Dosing is prescriber-determined:

• Typically once to twice daily application to affected facial areas.
• Clinical improvement may be noted within 4–8 weeks of consistent use.
• Treatment duration for rosacea management is often long-term (maintenance); prescriber will define the regimen.

• Ivermectin 0.9%: Acts as a GABA-A receptor agonist and activator of glutamate-gated chloride channels in nerve and muscle cells of Demodex folliculorum and D. brevis mites, producing paralysis and death of the parasites. Additionally inhibits LPS-induced inflammatory cytokines (TNF-α, IL-1β) via NF-κB and MAPK pathway suppression and upregulates anti-inflammatory IL-10, providing both antiparasitic and anti-inflammatory activity relevant to rosacea.
• Azelaic Acid 12%: Competitively inhibits mitochondrial oxidoreductases in hyperactive melanocytes (anti-pigmentation), inhibits tyrosinase, provides bacteriostatic activity against C. acnes, inhibits reactive oxygen species (ROS) generation by neutrophils, and normalizes follicular keratinization to reduce comedone formation and inflammatory papules.
• Niacinamide 3%: Increases NAD+/NADH ratio in keratinocytes (supporting antioxidant capacity), stimulates ceramide and fatty acid synthesis (restoring stratum corneum barrier), inhibits melanosome transfer from melanocytes to keratinocytes, and suppresses inflammatory cytokines — complementing ivermectin's anti-inflammatory activity.
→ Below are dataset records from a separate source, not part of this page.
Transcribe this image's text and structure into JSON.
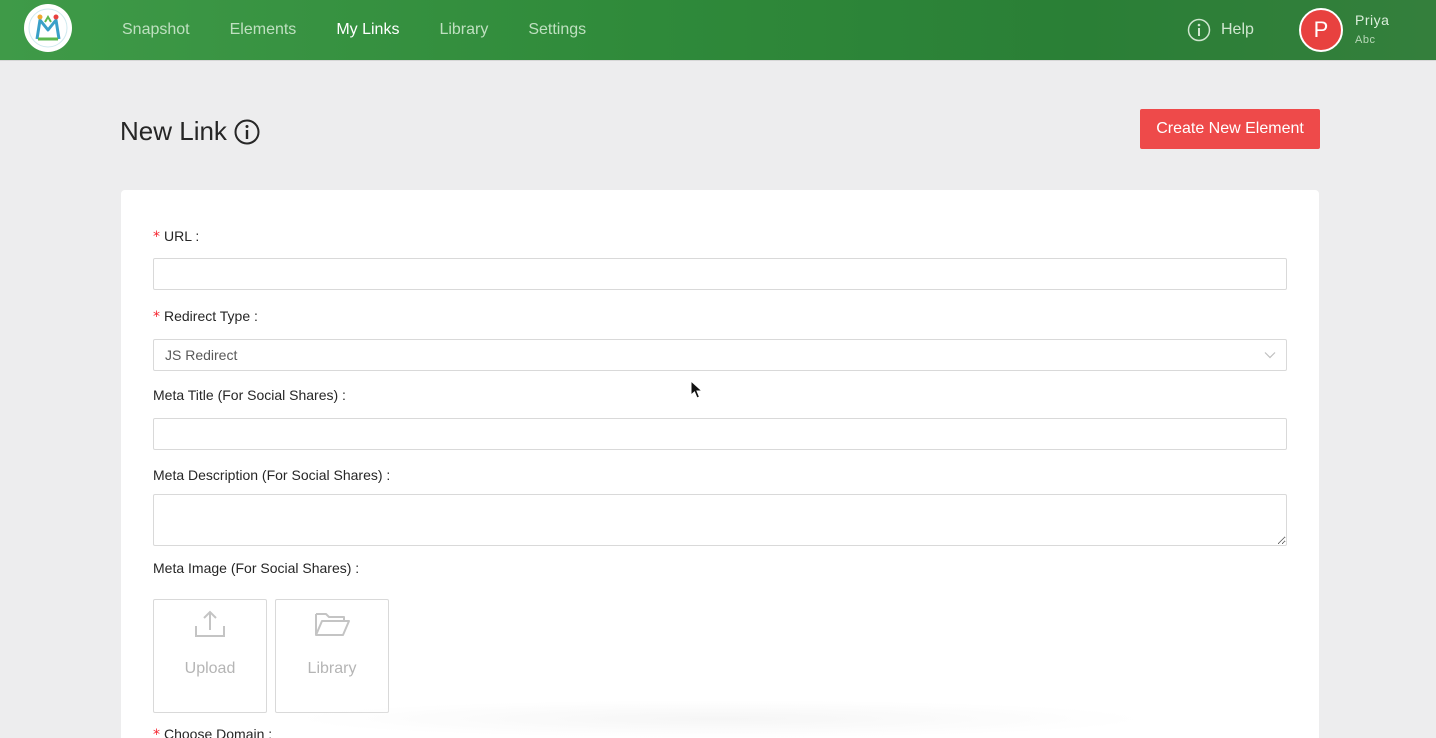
{
  "nav": {
    "items": [
      {
        "label": "Snapshot",
        "active": false
      },
      {
        "label": "Elements",
        "active": false
      },
      {
        "label": "My Links",
        "active": true
      },
      {
        "label": "Library",
        "active": false
      },
      {
        "label": "Settings",
        "active": false
      }
    ],
    "help_label": "Help"
  },
  "user": {
    "initial": "P",
    "name": "Priya",
    "org": "Abc",
    "avatar_color": "#e8413f"
  },
  "page": {
    "title": "New Link",
    "create_button": "Create New Element"
  },
  "form": {
    "url_label": "URL",
    "url_value": "",
    "redirect_label": "Redirect Type",
    "redirect_value": "JS Redirect",
    "meta_title_label": "Meta Title (For Social Shares)",
    "meta_title_value": "",
    "meta_desc_label": "Meta Description (For Social Shares)",
    "meta_desc_value": "",
    "meta_image_label": "Meta Image (For Social Shares)",
    "upload_label": "Upload",
    "library_label": "Library",
    "domain_label": "Choose Domain"
  },
  "colors": {
    "accent_green": "#2f8a3a",
    "create_button": "#ee4a4a",
    "required": "#f5222d"
  },
  "icons": [
    "app-logo-icon",
    "help-icon",
    "info-icon",
    "chevron-down-icon",
    "upload-icon",
    "folder-open-icon",
    "mouse-cursor-icon"
  ]
}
This triple-combination targets multiple pathogenic mechanisms of papulopustular rosacea: Demodex-triggered inflammation (ivermectin), bacterial and neutrophil-mediated inflammation (azelaic acid), and barrier dysfunction/pigmentary changes (niacinamide). Prescriber-directed for patient-specific management of rosacea papules/pustules, background erythema-associated inflammation, and post-rosacea dyschromia. This formulation is particularly appropriate for patients not fully controlled by single-agent topical therapy.

Monitoring: Clinical lesion counts and erythema assessment at 8–12 weeks; skin tolerance evaluation; dermatologic reassessment if no improvement at 12 weeks.

Contraindications:

• Known hypersensitivity to ivermectin, azelaic acid, niacinamide, or formulation components.

Warnings & Precautions:

• Avoid periorbital and mucosal application of azelaic acid and ivermectin.
• Pregnancy: azelaic acid — insufficient topical safety data for category; ivermectin topical — minimal systemic absorption expected but limited pregnancy data; discuss with prescriber.
• Niacinamide: generally safe; rare transient flushing at higher concentrations.

Drug Interactions:

• No significant topical drug interactions established at these concentrations.

Common Side Effects: Mild burning, stinging, pruritus, or skin dryness at application site (most common with azelaic acid). Rare: contact dermatitis.

Store at room temperature (15°C–25°C). Keep tightly sealed. Protect from excessive heat and light. Do not freeze. Use within the beyond-use date assigned by Genesis Compounding.

How does ivermectin help rosacea?

Ivermectin works through two complementary mechanisms in rosacea: it eradicates Demodex mites (which are found in elevated numbers in rosacea-affected skin and trigger inflammatory reactions), and it directly inhibits pro-inflammatory cytokines (TNF-α, IL-1β) involved in rosacea inflammation.

What does azelaic acid do in this formula?

Azelaic acid reduces rosacea-associated inflammation by inhibiting neutrophil reactive oxygen species, is bacteriostatic, normalizes keratinization, and inhibits tyrosinase — which can reduce the post-inflammatory dyschromia that sometimes accompanies rosacea.

How long before this cream improves rosacea?

Clinical trials with ivermectin 1% cream demonstrate significant improvement in papule/pustule counts by 12 weeks. Azelaic acid also shows 8–12 week response. Consistent daily use and sun protection are key to outcomes.

Is this FDA-approved?

No. This is a patient-specific, prescriber-directed 503A compounded preparation from Genesis Compounding. FDA-approved ivermectin 1% cream (Soolantra®) and azelaic acid 15% gel (Finacea®) exist as individual products; this compounded combination allows individualized multi-ingredient therapy.

Should I wear sunscreen while using this cream?

Yes. Daily broad-spectrum sunscreen (SPF ≥30) is strongly recommended, as UV exposure is a key rosacea trigger and may worsen photosensitivity associated with azelaic acid.